So on this hot evening, when temperatures were still at about 90 degrees, the boyfriend excitedly announces…”Time to cut the grass!”  After being outside in the heat for about 5 minutes I wondered if he was nuts!  The answer is YES!  I was able to escape this torture by convincing him to let it cool down just a little.  So about 30 minutes later it was probably 85 degrees and we began edging and weed-eating, mowing and blowing.  On this particular evening he requested that the yard be cut on a diagonal.  I admit, I have always been fond of yards cut on a diagonal, but now that I have had to do it, I question if the homeowner just doesn’t have anything better to do with their time.  It took TWICE as long to do that, and let’s just say, it takes some serious skills to get perfectly straight lines (which I did not achieve this time).  Needless to say, I was weak in the knees kind of tired after that and by the time Saturday rolled around my battery was still not completely recharged.  This brings us to Saturday…a new day and time to hit the road yet again!  Yesterday’s agenda was to get the necessary equipment to wash and wax the boat (*cry*), go buy a Wii because he thought it would be the perfect way to have fun while being active (also due to my constant moaning about the heat and because HE LIKES TO SPEND MONEY), and last but not least he wanted to work on finally completing our outdoor project of building a greenhouse which has carried on far to long now.  Does this sounds like a lot of work to anyone else out there besides me?  I am pretty convinced that the boyfriend is trying to kill me.  He has never pushed me as hard as he is pushing me now.  I am not sure when we began to grow apart.  The boyfriend has always acknowledged my limits and has never asked me for much–certainly never expecting this level of activity in the past.  Which is probably how we’ve made it in this relationship so far.

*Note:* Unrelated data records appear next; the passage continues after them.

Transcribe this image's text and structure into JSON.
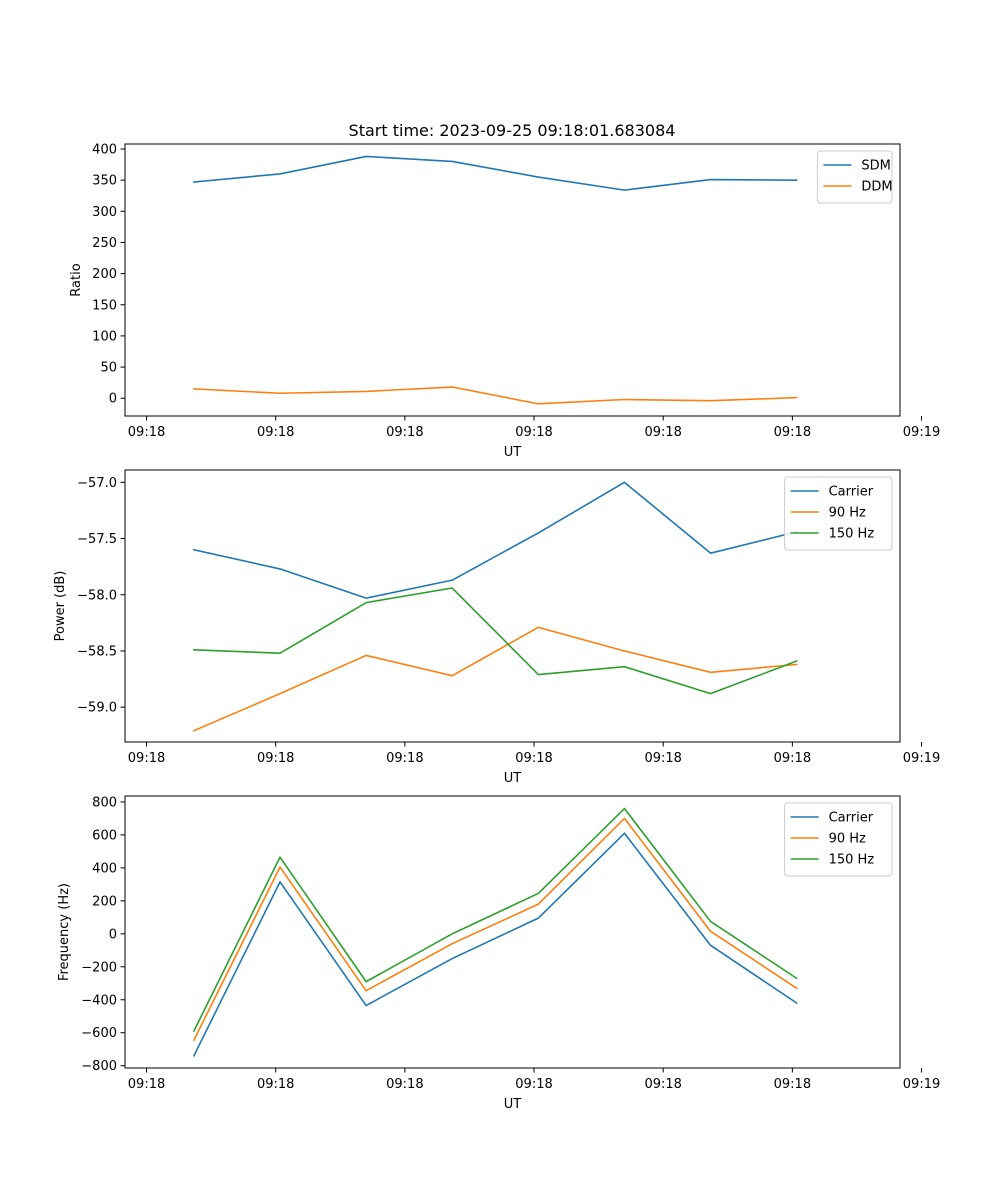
{
  "figure_title": "Start time: 2023-09-25 09:18:01.683084",
  "series_colors": {
    "blue": "#1f77b4",
    "orange": "#ff7f0e",
    "green": "#2ca02c"
  },
  "chart_data": [
    {
      "type": "line",
      "title": "Start time: 2023-09-25 09:18:01.683084",
      "xlabel": "UT",
      "ylabel": "Ratio",
      "x": [
        1,
        2,
        3,
        4,
        5,
        6,
        7,
        8
      ],
      "xlim": [
        0.2,
        9.2
      ],
      "xticks": [
        0.45,
        1.95,
        3.45,
        4.95,
        6.45,
        7.95,
        9.45
      ],
      "xtick_labels": [
        "09:18",
        "09:18",
        "09:18",
        "09:18",
        "09:18",
        "09:18",
        "09:19"
      ],
      "ylim": [
        -28.5,
        408
      ],
      "yticks": [
        0,
        50,
        100,
        150,
        200,
        250,
        300,
        350,
        400
      ],
      "ytick_labels": [
        "0",
        "50",
        "100",
        "150",
        "200",
        "250",
        "300",
        "350",
        "400"
      ],
      "legend_position": "top-right",
      "series": [
        {
          "name": "SDM",
          "color": "#1f77b4",
          "values": [
            347,
            360,
            388,
            380,
            355,
            334,
            351,
            350
          ]
        },
        {
          "name": "DDM",
          "color": "#ff7f0e",
          "values": [
            15,
            8,
            11,
            18,
            -9,
            -2,
            -4,
            1
          ]
        }
      ]
    },
    {
      "type": "line",
      "title": "",
      "xlabel": "UT",
      "ylabel": "Power (dB)",
      "x": [
        1,
        2,
        3,
        4,
        5,
        6,
        7,
        8
      ],
      "xlim": [
        0.2,
        9.2
      ],
      "xticks": [
        0.45,
        1.95,
        3.45,
        4.95,
        6.45,
        7.95,
        9.45
      ],
      "xtick_labels": [
        "09:18",
        "09:18",
        "09:18",
        "09:18",
        "09:18",
        "09:18",
        "09:19"
      ],
      "ylim": [
        -59.31,
        -56.89
      ],
      "yticks": [
        -59.0,
        -58.5,
        -58.0,
        -57.5,
        -57.0
      ],
      "ytick_labels": [
        "−59.0",
        "−58.5",
        "−58.0",
        "−57.5",
        "−57.0"
      ],
      "legend_position": "top-right",
      "series": [
        {
          "name": "Carrier",
          "color": "#1f77b4",
          "values": [
            -57.6,
            -57.77,
            -58.03,
            -57.87,
            -57.45,
            -57.0,
            -57.63,
            -57.44
          ]
        },
        {
          "name": "90 Hz",
          "color": "#ff7f0e",
          "values": [
            -59.21,
            -58.88,
            -58.54,
            -58.72,
            -58.29,
            -58.5,
            -58.69,
            -58.62
          ]
        },
        {
          "name": "150 Hz",
          "color": "#2ca02c",
          "values": [
            -58.49,
            -58.52,
            -58.07,
            -57.94,
            -58.71,
            -58.64,
            -58.88,
            -58.59
          ]
        }
      ]
    },
    {
      "type": "line",
      "title": "",
      "xlabel": "UT",
      "ylabel": "Frequency (Hz)",
      "x": [
        1,
        2,
        3,
        4,
        5,
        6,
        7,
        8
      ],
      "xlim": [
        0.2,
        9.2
      ],
      "xticks": [
        0.45,
        1.95,
        3.45,
        4.95,
        6.45,
        7.95,
        9.45
      ],
      "xtick_labels": [
        "09:18",
        "09:18",
        "09:18",
        "09:18",
        "09:18",
        "09:18",
        "09:19"
      ],
      "ylim": [
        -814,
        836
      ],
      "yticks": [
        -800,
        -600,
        -400,
        -200,
        0,
        200,
        400,
        600,
        800
      ],
      "ytick_labels": [
        "−800",
        "−600",
        "−400",
        "−200",
        "0",
        "200",
        "400",
        "600",
        "800"
      ],
      "legend_position": "top-right",
      "series": [
        {
          "name": "Carrier",
          "color": "#1f77b4",
          "values": [
            -740,
            315,
            -435,
            -150,
            95,
            610,
            -70,
            -420
          ]
        },
        {
          "name": "90 Hz",
          "color": "#ff7f0e",
          "values": [
            -645,
            405,
            -345,
            -60,
            180,
            700,
            15,
            -330
          ]
        },
        {
          "name": "150 Hz",
          "color": "#2ca02c",
          "values": [
            -590,
            465,
            -290,
            0,
            245,
            760,
            75,
            -270
          ]
        }
      ]
    }
  ]
}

I admit to the jury that over the last few weeks, I have tried to move more to strengthen my heart.  But did this give him the right to torture me?  What is clear is that somewhere along the line he became very confused and now believes he is dating a new woman.  He seems to think that I can be the machine that he is.  I ask, “Is this the beginning of the end?”  I believe the evidence speaks for itself.  It is clear that he is trying to kill the old me…the one that has been by his side through thick and thin over the years, the one who has laughed at his silly jokes, rolled her eyes at his crazy talk, endured his little quirks, and reminded him often how much I completed him.  Yes, we think the evidence is quite clear.  We rest our case.

For the first time, I feel too old for him.  I feel like he should look for some young little thing to replace me.  [Note:  He is actually about a year older than me, but an active little booger].

May the Lord give me strength!  Today we are supposed to finish working on the projects that we started yesterday.  It’s almost 1pm…I’ve been up for about 2 hours and I am already ready for a nap.  This is pathetic!  Blog friends…wish this girl luck…it’s going to be a LONG day!!!